While a single subject took on average 8-10 hours to preprocess with the given hardware as part of the HBN project, some subjects can take very long (multiple days) to finish, which results in blocking computing resources for a longer period of time and slowing down the overall operation. The reason for this is low-quality imaging data, which can be related to head motion or other acquisition-related factors. To mitigate this problem, one can introduce a policy that can be implemented in a manual or automatic way.

One such policy can be to discard jobs that have been running for more than a fixed amount of time. One can use the `docker ps` command to detect affected containers and discard them using the `docker stop [container]` command, resulting in the corresponding job terminating with an exit code of `-119`. This procedure can be automated with a cron job.

Other useful shell commands:
```bash
# Find all subjects that have (smriprep report) html file and store ids in txt file
ls *.html | awk -F '.' '{print $1}' | awk -F '-' '{print $2}' > html-subjects.txt
```
```bash
# Delete subject directories given file with subject ids
cat subjects_2_exclude.txt | awk '{print "/scratch/hbnetdata/MRI/sub-" $0}' | xargs -I{} rm -r{}
```
```bash
# List subjects where ts job terminated with return code 1 (assuming jobs are listed in ts queue)
ts | grep -E '^.*\s{3}1\s{3}.*$' | awk -F ' ' '{print $1}' | xargs -I{} ts -i {} | grep -oP '(--participant-label )\w+' | awk -F ' ' '{print $2}'
```

## Retrieving preprocessed data

The derivatives for all subjects are stored in two folders: **freesurfer** and **smriprep**.

FreeSurfer-related statistics can be generated as csv files with the shell script [`fs_stats_generation.sh`](scripts/fs_stats_generation.sh).
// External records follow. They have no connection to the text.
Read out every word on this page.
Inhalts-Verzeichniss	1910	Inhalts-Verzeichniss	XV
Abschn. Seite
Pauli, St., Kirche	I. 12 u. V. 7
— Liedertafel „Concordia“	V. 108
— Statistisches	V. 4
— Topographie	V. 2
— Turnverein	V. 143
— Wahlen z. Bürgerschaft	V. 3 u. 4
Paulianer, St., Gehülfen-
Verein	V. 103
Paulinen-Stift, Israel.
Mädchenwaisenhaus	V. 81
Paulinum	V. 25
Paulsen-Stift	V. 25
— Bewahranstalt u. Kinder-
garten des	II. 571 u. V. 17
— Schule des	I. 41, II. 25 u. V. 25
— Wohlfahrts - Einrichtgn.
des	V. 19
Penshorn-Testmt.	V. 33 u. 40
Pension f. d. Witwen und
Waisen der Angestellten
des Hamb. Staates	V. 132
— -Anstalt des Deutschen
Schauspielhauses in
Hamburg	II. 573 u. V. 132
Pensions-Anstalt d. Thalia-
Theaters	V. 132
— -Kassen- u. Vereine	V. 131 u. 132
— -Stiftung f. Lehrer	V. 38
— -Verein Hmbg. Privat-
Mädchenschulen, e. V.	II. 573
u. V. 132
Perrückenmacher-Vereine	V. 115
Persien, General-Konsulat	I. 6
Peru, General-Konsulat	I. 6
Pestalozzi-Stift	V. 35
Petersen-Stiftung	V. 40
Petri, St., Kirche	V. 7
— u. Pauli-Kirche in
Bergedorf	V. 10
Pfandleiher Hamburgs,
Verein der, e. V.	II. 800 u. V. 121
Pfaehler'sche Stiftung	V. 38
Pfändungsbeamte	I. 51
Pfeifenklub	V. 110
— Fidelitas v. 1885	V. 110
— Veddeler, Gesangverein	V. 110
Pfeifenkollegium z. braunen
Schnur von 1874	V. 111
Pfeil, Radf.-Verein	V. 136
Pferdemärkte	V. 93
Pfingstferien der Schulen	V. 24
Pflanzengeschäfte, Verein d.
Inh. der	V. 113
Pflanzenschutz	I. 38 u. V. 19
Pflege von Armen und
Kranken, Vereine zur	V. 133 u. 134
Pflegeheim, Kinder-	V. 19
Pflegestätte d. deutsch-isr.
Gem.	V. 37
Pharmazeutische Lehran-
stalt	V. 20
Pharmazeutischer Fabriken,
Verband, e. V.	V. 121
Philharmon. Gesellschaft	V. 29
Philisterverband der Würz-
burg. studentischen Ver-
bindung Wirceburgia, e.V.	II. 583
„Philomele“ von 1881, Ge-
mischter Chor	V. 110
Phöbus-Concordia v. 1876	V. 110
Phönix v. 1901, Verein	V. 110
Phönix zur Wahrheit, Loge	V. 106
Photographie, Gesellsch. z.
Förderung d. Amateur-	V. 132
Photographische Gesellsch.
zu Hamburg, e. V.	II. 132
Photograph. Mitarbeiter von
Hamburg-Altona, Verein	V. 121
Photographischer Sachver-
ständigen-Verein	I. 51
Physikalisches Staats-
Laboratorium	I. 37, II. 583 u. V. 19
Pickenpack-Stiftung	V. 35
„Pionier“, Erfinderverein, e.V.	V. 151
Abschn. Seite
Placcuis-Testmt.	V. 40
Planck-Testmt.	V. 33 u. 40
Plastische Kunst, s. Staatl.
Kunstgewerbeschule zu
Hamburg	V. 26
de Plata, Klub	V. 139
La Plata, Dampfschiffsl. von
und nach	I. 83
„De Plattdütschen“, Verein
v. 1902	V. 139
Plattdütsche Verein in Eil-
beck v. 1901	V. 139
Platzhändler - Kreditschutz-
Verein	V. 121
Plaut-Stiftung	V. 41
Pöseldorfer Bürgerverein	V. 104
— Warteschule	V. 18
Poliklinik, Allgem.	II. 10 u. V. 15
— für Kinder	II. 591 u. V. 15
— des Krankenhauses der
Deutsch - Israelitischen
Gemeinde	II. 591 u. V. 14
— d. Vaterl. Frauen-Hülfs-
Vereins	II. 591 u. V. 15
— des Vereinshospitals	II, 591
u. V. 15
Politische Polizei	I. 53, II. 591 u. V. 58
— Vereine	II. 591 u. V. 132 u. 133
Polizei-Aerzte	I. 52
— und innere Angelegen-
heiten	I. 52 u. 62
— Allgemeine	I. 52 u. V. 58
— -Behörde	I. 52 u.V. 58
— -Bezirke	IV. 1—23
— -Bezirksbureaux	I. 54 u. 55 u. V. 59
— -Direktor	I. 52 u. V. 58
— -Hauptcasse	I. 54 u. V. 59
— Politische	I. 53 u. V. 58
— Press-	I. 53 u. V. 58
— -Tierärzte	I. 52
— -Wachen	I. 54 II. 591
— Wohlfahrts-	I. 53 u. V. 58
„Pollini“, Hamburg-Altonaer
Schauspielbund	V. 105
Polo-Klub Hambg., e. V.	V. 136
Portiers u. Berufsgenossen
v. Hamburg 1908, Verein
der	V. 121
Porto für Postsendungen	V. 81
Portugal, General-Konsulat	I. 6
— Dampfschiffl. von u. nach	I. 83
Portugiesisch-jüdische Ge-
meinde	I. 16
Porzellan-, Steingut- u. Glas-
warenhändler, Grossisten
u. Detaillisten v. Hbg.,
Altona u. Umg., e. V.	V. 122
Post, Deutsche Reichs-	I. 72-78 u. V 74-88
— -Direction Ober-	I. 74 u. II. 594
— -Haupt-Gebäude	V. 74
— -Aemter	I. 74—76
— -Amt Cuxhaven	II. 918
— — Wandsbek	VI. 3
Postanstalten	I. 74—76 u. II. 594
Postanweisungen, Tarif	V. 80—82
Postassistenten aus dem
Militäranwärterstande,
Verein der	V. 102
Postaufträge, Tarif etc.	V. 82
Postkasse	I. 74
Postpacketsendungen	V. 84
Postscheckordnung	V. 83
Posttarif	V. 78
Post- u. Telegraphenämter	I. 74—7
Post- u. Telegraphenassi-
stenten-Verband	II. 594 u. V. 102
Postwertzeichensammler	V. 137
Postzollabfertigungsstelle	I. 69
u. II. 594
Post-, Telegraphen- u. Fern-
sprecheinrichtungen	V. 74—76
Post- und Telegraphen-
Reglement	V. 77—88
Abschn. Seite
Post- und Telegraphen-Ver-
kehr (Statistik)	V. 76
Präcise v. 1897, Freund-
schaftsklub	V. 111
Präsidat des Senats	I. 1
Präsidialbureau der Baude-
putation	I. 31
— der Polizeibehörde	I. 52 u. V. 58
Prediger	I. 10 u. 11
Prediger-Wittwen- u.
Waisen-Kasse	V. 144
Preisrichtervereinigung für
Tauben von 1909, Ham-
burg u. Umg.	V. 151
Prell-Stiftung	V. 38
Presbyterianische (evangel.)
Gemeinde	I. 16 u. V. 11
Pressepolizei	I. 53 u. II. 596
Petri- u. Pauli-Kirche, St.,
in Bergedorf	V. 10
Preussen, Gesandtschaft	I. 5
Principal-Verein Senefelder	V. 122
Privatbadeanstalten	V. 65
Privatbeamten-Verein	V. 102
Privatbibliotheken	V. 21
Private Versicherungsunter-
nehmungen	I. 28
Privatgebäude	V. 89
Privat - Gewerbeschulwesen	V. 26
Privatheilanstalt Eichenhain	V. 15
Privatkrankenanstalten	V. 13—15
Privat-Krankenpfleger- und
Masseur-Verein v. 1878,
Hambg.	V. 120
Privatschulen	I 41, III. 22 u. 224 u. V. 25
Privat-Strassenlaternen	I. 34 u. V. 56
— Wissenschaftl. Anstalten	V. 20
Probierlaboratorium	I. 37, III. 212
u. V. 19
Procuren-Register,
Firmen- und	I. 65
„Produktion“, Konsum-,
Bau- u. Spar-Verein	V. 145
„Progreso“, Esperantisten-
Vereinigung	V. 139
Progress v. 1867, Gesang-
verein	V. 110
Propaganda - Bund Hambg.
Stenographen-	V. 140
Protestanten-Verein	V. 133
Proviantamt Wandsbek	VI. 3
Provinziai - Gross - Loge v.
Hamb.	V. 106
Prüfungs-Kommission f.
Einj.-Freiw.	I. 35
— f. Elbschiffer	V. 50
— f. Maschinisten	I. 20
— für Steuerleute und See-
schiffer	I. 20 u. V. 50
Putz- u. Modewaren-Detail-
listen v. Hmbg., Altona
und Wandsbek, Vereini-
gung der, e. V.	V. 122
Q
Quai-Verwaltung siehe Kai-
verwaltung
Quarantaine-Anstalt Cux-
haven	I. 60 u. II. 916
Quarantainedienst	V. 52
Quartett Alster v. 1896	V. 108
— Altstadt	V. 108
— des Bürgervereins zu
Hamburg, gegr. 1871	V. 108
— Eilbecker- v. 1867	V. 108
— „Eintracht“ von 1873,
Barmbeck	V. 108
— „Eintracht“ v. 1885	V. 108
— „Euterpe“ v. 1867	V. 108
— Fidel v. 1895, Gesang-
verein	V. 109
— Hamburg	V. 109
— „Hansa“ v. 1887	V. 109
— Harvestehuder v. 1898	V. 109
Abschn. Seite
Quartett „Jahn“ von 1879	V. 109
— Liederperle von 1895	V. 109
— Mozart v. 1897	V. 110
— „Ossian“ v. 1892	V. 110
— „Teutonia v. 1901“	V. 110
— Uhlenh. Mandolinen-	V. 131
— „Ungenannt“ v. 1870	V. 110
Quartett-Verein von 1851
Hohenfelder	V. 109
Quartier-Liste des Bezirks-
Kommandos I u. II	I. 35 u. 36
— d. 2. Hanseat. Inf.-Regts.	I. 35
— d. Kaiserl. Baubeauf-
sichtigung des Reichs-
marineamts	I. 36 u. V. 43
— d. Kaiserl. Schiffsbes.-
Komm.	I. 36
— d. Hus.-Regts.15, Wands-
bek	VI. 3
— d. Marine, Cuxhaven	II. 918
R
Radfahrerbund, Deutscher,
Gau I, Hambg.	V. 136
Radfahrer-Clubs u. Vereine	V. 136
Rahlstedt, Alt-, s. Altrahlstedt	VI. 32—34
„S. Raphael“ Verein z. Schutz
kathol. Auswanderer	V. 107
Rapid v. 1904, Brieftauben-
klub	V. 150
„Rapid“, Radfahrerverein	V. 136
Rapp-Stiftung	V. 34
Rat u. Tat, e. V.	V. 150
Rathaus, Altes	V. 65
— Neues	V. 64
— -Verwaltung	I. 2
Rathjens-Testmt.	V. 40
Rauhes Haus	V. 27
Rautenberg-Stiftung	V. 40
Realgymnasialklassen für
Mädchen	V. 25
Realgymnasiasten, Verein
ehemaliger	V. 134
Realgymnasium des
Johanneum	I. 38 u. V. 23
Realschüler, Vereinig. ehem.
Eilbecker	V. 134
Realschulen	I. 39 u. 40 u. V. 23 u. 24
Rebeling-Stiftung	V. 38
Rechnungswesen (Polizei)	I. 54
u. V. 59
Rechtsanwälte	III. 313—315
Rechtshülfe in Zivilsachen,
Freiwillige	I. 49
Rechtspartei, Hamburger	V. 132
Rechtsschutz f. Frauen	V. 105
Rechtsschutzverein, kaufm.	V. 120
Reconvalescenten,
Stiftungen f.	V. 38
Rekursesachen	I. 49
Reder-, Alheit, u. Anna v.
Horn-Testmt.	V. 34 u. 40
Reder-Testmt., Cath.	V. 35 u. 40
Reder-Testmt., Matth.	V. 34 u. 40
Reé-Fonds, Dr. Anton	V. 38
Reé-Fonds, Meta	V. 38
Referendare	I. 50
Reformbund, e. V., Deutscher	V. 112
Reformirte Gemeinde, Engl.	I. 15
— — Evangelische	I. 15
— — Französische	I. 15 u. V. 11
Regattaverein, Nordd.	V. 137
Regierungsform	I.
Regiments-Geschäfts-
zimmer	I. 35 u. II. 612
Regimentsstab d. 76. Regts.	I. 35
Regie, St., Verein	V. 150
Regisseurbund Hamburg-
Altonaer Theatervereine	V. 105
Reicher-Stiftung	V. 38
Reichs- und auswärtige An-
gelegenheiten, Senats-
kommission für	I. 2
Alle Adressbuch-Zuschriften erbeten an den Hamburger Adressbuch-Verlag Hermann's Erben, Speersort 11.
The files generated by the script can be combined into one single dataframe using the notebook [`merge_fs_stats_files.ipynb`](misc/merge_fs_stats_files.ipynb).

Imaging files that are located within the **smriprep** folder can be copied to a specified target location using the script [`copy_images.sh`](scripts/copy_images.sh). To check if the copied files are intact, use the [`integrity_check.sh`](scripts/integrity_check.sh) script.